In October 2022, TreasuryDirect updated its public informational website to make it easier to navigate and understand for investors looking for answers about bonds and other Treasury products. At that time, Treasury said they had sold $27 billion in I Bonds since increasing the interest rate in November 2021, compared to $364 million in 2020. Near the end of October 2022, in the last few days that TreasuryDirect offered the 9.62% rate, the website saw a surge of new customers and was slow or unavailable to access for some people who had wanted to buy I Bonds. Treasury said it could not guarantee that all orders would be completed in time to receive the 9.62% rate, and that the volume of purchases was causing "significant pressure and strain on the 20-year-old TreasuryDirect application".

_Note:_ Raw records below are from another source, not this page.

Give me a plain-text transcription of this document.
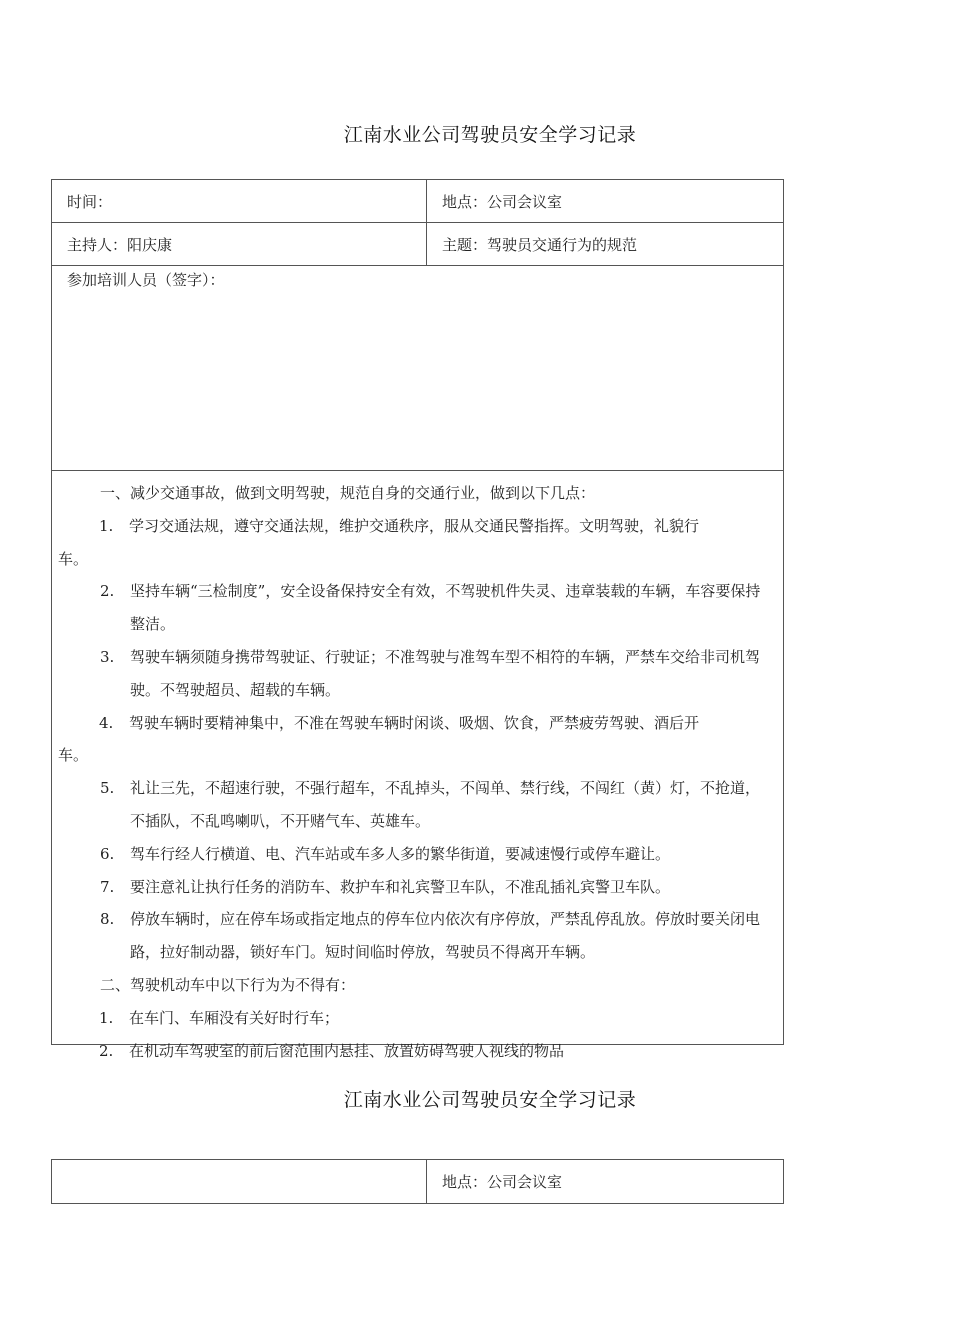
江南水业公司驾驶员安全学习记录
时间：	地点：公司会议室
主持人：阳庆康	主题：驾驶员交通行为的规范
参加培训人员（签字）：
一、减少交通事故，做到文明驾驶，规范自身的交通行业，做到以下几点：
1. 学习交通法规，遵守交通法规，维护交通秩序，服从交通民警指挥。文明驾驶，礼貌行
车。
2. 坚持车辆“三检制度”，安全设备保持安全有效，不驾驶机件失灵、违章装载的车辆，车容要保持整洁。
3. 驾驶车辆须随身携带驾驶证、行驶证；不准驾驶与准驾车型不相符的车辆，严禁车交给非司机驾驶。不驾驶超员、超载的车辆。
4. 驾驶车辆时要精神集中，不准在驾驶车辆时闲谈、吸烟、饮食，严禁疲劳驾驶、酒后开
车。
5. 礼让三先，不超速行驶，不强行超车，不乱掉头，不闯单、禁行线，不闯红（黄）灯，不抢道，不插队，不乱鸣喇叭，不开赌气车、英雄车。
6. 驾车行经人行横道、电、汽车站或车多人多的繁华街道，要减速慢行或停车避让。
7. 要注意礼让执行任务的消防车、救护车和礼宾警卫车队，不准乱插礼宾警卫车队。
8. 停放车辆时，应在停车场或指定地点的停车位内依次有序停放，严禁乱停乱放。停放时要关闭电路，拉好制动器，锁好车门。短时间临时停放，驾驶员不得离开车辆。
二、驾驶机动车中以下行为为不得有：
1. 在车门、车厢没有关好时行车；
2. 在机动车驾驶室的前后窗范围内悬挂、放置妨碍驾驶人视线的物品
江南水业公司驾驶员安全学习记录
地点：公司会议室
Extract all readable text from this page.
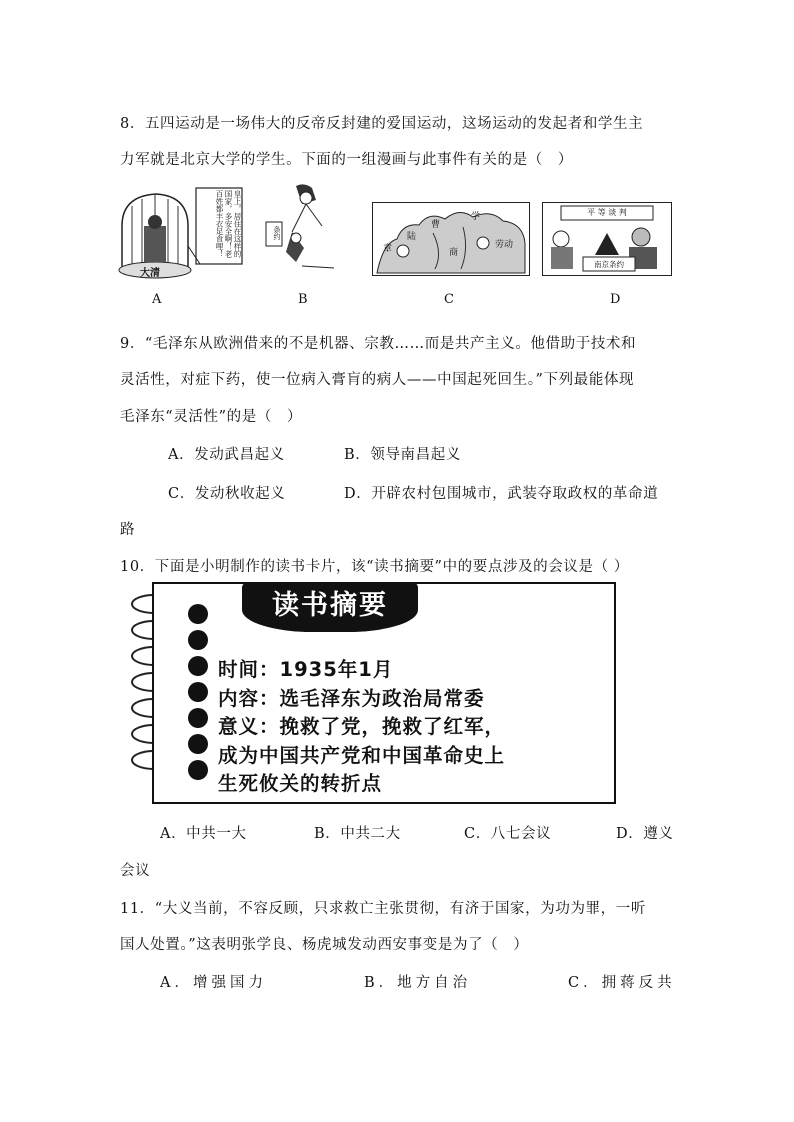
8．五四运动是一场伟大的反帝反封建的爱国运动，这场运动的发起者和学生主
力军就是北京大学的学生。下面的一组漫画与此事件有关的是（　）
皇上，居住在这样的国家，多安全啊！老百姓都丰衣足食哩！
大清
条约
学
曹
陆
章	商
劳动
平 等 谈 判
南京条约
A	B	C	D
9．“毛泽东从欧洲借来的不是机器、宗教……而是共产主义。他借助于技术和
灵活性，对症下药，使一位病入膏肓的病人——中国起死回生。”下列最能体现
毛泽东“灵活性”的是（　）
A．发动武昌起义	B．领导南昌起义
C．发动秋收起义	D．开辟农村包围城市，武装夺取政权的革命道
路
10．下面是小明制作的读书卡片，该“读书摘要”中的要点涉及的会议是（ ）
读书摘要
时间：1935年1月
内容：选毛泽东为政治局常委
意义：挽救了党，挽救了红军，
成为中国共产党和中国革命史上
生死攸关的转折点
A．中共一大	B．中共二大	C．八七会议	D．遵义
会议
11．“大义当前，不容反顾，只求救亡主张贯彻，有济于国家，为功为罪，一听
国人处置。”这表明张学良、杨虎城发动西安事变是为了（　）
A．增强国力	B．地方自治	C．拥蒋反共
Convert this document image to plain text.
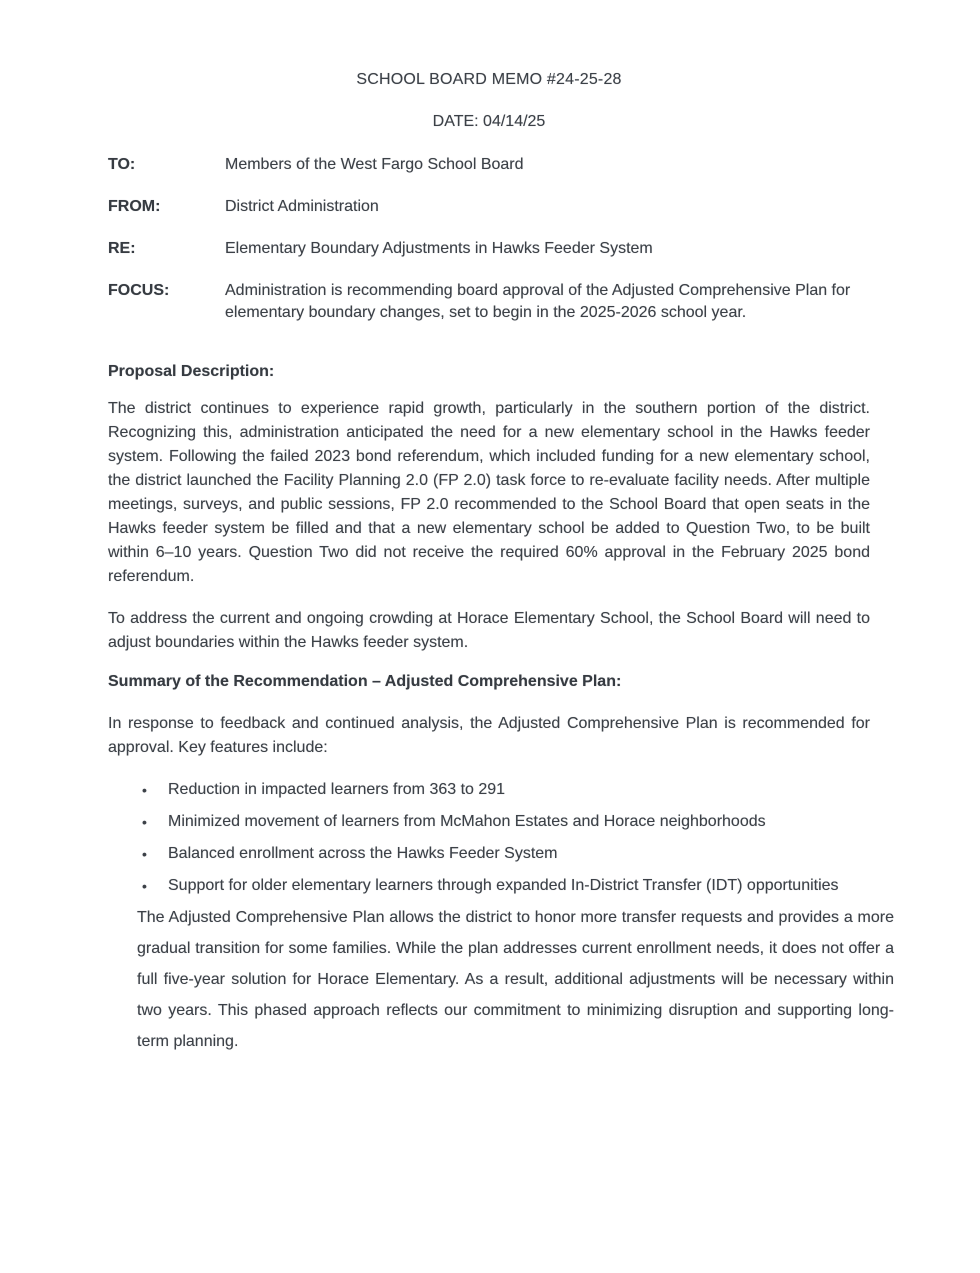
SCHOOL BOARD MEMO #24-25-28
DATE: 04/14/25
TO:	Members of the West Fargo School Board
FROM:	District Administration
RE:	Elementary Boundary Adjustments in Hawks Feeder System
FOCUS:	Administration is recommending board approval of the Adjusted Comprehensive Plan for elementary boundary changes, set to begin in the 2025-2026 school year.
Proposal Description:
The district continues to experience rapid growth, particularly in the southern portion of the district. Recognizing this, administration anticipated the need for a new elementary school in the Hawks feeder system. Following the failed 2023 bond referendum, which included funding for a new elementary school, the district launched the Facility Planning 2.0 (FP 2.0) task force to re-evaluate facility needs. After multiple meetings, surveys, and public sessions, FP 2.0 recommended to the School Board that open seats in the Hawks feeder system be filled and that a new elementary school be added to Question Two, to be built within 6–10 years. Question Two did not receive the required 60% approval in the February 2025 bond referendum.
To address the current and ongoing crowding at Horace Elementary School, the School Board will need to adjust boundaries within the Hawks feeder system.
Summary of the Recommendation – Adjusted Comprehensive Plan:
In response to feedback and continued analysis, the Adjusted Comprehensive Plan is recommended for approval. Key features include:
• Reduction in impacted learners from 363 to 291
• Minimized movement of learners from McMahon Estates and Horace neighborhoods
• Balanced enrollment across the Hawks Feeder System
• Support for older elementary learners through expanded In-District Transfer (IDT) opportunities
The Adjusted Comprehensive Plan allows the district to honor more transfer requests and provides a more gradual transition for some families. While the plan addresses current enrollment needs, it does not offer a full five-year solution for Horace Elementary. As a result, additional adjustments will be necessary within two years. This phased approach reflects our commitment to minimizing disruption and supporting long-term planning.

Nearly a decade after the initial request for comments, Treasury officials stated in March 2022 that TRIM/MyTreasury remains "a priority." In June 2023, it was announced that there is a high risk to the TRIM/MyTreasury project due to ongoing challenges related to delivery of core functionality, coding, defects, testing, and environments. At the same time, an independent verification and validation was undertaken to assess opportunities to improve processes and controls. A May 2025 project update indicated that in addition to continuing to be at risk, projected costs were higher than planned.

== Similar programs ==
The National Treasury of Brazil has an online service called Tesouro Direto (Treasury Direct) that sells public bonds to individuals in Brazil, established in 2002.

The federal government of Mexico established cetesdirecto (Treasury Certificates Direct) in 2010 to enable small and medium investors to purchase government securities online, by phone, and at customer service windows.

The Bank of Spain offers a Cuentas Directas (direct accounts) service to residents of Spain who want to purchase newly-issued Spanish Treasury securities.